ナタリー PowerPush - さかいゆう×横山剣(クレイジーケンバンド)
“歌”についての語らい
いろんな地域性を感じながらゾクゾクするのが好き
さかい 剣さんはアメリカっぽいですよね。なんか土地が広い感じする(笑)。イギリスじゃないですよね。
横山 そうですね。まあイギリスも好きなんだけど、アメリカ仕様のイギリス車とか、フランス映画で見るアメ車とか、結局アメリカが入ったものが好きですね。
さかい じゃあアメリカを基調としてるんですね、かなり。
横山 まあ大雑把にはそうです。だから韓国とか中国とかアジアも好きですけど、アメリカの中のコリアンタウンとかチャイナタウンが好きで。あとリトルトーキョーや、チカーノが住んでる一帯とか。余計濃くなるんで。そこのいろんな地域性を感じながらゾクゾクするのが好きですね。

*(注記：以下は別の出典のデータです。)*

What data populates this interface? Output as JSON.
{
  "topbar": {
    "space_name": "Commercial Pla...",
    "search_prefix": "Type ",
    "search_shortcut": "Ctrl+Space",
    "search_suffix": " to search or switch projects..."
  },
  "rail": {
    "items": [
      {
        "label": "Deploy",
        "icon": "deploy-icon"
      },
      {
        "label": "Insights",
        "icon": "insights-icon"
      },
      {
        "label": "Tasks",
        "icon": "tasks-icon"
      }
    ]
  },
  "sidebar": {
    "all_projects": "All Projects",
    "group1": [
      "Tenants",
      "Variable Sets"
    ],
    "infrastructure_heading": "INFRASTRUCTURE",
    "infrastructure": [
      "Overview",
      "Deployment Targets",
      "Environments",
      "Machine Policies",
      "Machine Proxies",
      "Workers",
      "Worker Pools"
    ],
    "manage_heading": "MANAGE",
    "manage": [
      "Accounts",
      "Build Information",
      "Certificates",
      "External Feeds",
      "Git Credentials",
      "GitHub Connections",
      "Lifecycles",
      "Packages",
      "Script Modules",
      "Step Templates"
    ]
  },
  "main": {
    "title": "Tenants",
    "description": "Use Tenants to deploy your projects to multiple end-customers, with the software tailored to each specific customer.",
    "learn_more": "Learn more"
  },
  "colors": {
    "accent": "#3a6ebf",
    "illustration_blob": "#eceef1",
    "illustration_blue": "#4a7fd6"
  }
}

さかい あれはどうですか? アメリカの音楽に影響を受けたイギリスの音楽。
横山 ああ、IncognitoとかThe Brand New Heaviesとか。
さかい はい。リズムアレンジひとつ取ってもアメリカとイギリスでは違いますよね。アメリカの音楽はキックとスネアだけが大事っていうくらいドンッて行くんだけど、イギリスはちょっとアレンジに凝るというか。剣さんはどちらかというとアメリカの音楽が好きなのかなと思ったんですけど。
横山 どっちのスタンスも好きですよ。好きなのは、アメリカ期、イギリス期、アジア期、あと黒人期、白人期とか……傾倒する時期がいろいろ巡って来るんで自分でもわからないですねえ。
さかい いろいろあるんですか。でも隔たりがないのが一番いいですね。だからやっぱりこぶしが効いてて、ハーモニーから土の匂いもちゃんとして。あ、でもあまりにも田舎臭すぎる音楽はどうですか? 僕はけっこう好きなんですけど。The Metersとか。
横山 The Metersですか。コード進行的に、テンションがないっていうだけでちょっと聴かなくなっちゃったときもありました。セブンスばっかりだとやっぱりどうしても。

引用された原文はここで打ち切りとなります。